Loneliness is what happens when the people around you fail to understand you. Sidi is probably one of those people who talk to themselves. She is a free spirit trapped in her own body and circumstances. To realize your own bondage and the attendant helplessness either troubles the mind or sets it free.  

Sidi takes to writing poems as an outlet to relieve her mind. But poetry only approximates her feelings. The anguish of unspoken pain can make you but a walking shadow. Speaking up has a magical healing power. So, you can imagine what would have happened if she did not write these poems.    

Loved/Whole section is the final stage of her self-discovery. After a long journey, she realized she didn’t have enough of herself for everyone. I tried as much as possible not to think of her but I couldn’t help asking “Oh dear Papa God what happens to Mariya” when I read “Self-Love”.

Enough strangers have
Found their way to me
I’m done with this love charity
I’m burning these petals…(p.74)

“Please don’t,” I was about to say this when I realized growth is the fork where you part way with trust and gullibility. Poems at this stage deal with bits and pieces that make up the human body complemented with neuroses that drive the motion.
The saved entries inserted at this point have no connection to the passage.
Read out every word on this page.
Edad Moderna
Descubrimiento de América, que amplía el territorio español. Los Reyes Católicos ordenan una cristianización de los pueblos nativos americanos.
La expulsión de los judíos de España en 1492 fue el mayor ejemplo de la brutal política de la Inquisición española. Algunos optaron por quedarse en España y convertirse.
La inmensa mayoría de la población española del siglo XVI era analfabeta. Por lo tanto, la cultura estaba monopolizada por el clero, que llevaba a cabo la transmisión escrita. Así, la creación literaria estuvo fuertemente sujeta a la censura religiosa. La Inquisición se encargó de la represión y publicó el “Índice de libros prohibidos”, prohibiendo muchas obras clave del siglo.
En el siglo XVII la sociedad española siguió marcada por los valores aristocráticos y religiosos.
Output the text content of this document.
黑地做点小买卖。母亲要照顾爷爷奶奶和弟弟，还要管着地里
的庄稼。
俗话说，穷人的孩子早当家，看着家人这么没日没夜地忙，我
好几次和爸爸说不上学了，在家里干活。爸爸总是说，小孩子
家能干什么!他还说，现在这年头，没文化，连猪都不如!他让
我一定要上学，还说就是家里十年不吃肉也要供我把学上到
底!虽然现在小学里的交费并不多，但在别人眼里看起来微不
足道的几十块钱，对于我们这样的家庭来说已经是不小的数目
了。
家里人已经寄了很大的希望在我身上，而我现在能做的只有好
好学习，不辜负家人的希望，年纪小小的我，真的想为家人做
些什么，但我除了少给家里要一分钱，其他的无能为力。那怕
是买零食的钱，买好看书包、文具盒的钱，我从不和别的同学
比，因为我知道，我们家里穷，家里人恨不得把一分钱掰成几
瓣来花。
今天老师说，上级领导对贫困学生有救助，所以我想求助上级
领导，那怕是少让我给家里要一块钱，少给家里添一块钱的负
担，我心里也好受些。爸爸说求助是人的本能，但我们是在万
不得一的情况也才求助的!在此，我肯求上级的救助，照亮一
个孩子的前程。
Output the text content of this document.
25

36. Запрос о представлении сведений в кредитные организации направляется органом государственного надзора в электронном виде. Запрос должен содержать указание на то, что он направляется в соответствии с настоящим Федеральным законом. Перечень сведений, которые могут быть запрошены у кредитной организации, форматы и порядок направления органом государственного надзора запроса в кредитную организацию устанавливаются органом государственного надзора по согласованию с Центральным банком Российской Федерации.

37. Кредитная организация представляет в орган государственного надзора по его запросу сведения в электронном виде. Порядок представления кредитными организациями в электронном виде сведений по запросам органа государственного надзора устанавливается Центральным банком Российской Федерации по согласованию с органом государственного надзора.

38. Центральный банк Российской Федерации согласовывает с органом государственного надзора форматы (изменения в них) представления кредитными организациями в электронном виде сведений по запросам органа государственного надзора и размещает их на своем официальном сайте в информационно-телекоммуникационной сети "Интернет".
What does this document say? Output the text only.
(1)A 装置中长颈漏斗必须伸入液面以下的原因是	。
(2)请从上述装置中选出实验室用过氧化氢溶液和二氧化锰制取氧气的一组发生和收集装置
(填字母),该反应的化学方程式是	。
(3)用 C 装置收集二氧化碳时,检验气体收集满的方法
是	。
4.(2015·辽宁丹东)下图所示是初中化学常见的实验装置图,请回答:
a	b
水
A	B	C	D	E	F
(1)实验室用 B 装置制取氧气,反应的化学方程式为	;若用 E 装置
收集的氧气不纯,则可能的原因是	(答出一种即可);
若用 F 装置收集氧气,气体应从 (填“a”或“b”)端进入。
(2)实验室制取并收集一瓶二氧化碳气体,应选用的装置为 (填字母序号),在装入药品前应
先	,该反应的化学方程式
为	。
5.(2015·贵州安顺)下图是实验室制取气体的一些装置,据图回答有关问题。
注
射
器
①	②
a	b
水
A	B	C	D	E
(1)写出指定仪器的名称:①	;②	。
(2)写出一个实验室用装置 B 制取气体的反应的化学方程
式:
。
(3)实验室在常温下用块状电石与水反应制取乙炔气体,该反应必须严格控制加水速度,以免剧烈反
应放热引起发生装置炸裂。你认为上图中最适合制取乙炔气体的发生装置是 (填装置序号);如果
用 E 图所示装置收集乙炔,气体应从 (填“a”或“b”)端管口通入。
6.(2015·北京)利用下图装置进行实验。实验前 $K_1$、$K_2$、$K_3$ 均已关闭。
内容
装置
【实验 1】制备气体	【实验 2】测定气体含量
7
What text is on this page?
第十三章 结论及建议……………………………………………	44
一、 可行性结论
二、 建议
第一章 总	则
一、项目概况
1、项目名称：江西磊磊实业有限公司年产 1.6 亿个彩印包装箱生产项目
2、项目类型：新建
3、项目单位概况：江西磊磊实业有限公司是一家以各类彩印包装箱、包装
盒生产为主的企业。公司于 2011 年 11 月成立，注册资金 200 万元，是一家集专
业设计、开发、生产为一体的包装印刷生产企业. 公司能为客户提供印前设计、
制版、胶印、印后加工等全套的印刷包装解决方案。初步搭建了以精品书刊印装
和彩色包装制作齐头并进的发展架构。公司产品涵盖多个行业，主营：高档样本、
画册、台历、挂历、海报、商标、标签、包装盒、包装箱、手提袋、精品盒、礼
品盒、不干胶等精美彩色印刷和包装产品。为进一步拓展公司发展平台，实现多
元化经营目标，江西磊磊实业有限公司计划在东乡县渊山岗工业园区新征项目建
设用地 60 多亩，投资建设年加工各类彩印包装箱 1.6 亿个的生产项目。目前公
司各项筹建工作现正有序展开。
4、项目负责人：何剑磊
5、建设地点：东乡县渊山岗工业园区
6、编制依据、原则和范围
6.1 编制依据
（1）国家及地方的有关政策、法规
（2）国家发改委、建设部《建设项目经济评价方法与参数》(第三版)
Through the power of imagery and uncanny revelatory method, the poet shows her resilience and strength and owns up her flaws and vulnerabilities. We feel for her and relate with her experience. Pain is the tapestry of our existence.  But despite this pain there is lightness in Mariya’s work. You read the poems and feel refreshed and light. I tried to hate even one poem. It is heartwarming I failed. Not a single poem is punctuated. Which suggests unending possibilities… Mariya the medical doctor is different from Mariya the poet. I am pleasantly disappointed she did not allow the work to get choked off with medical jargons. Please greet her for me if you see her, shake her hand for me and buy her drink before we meet.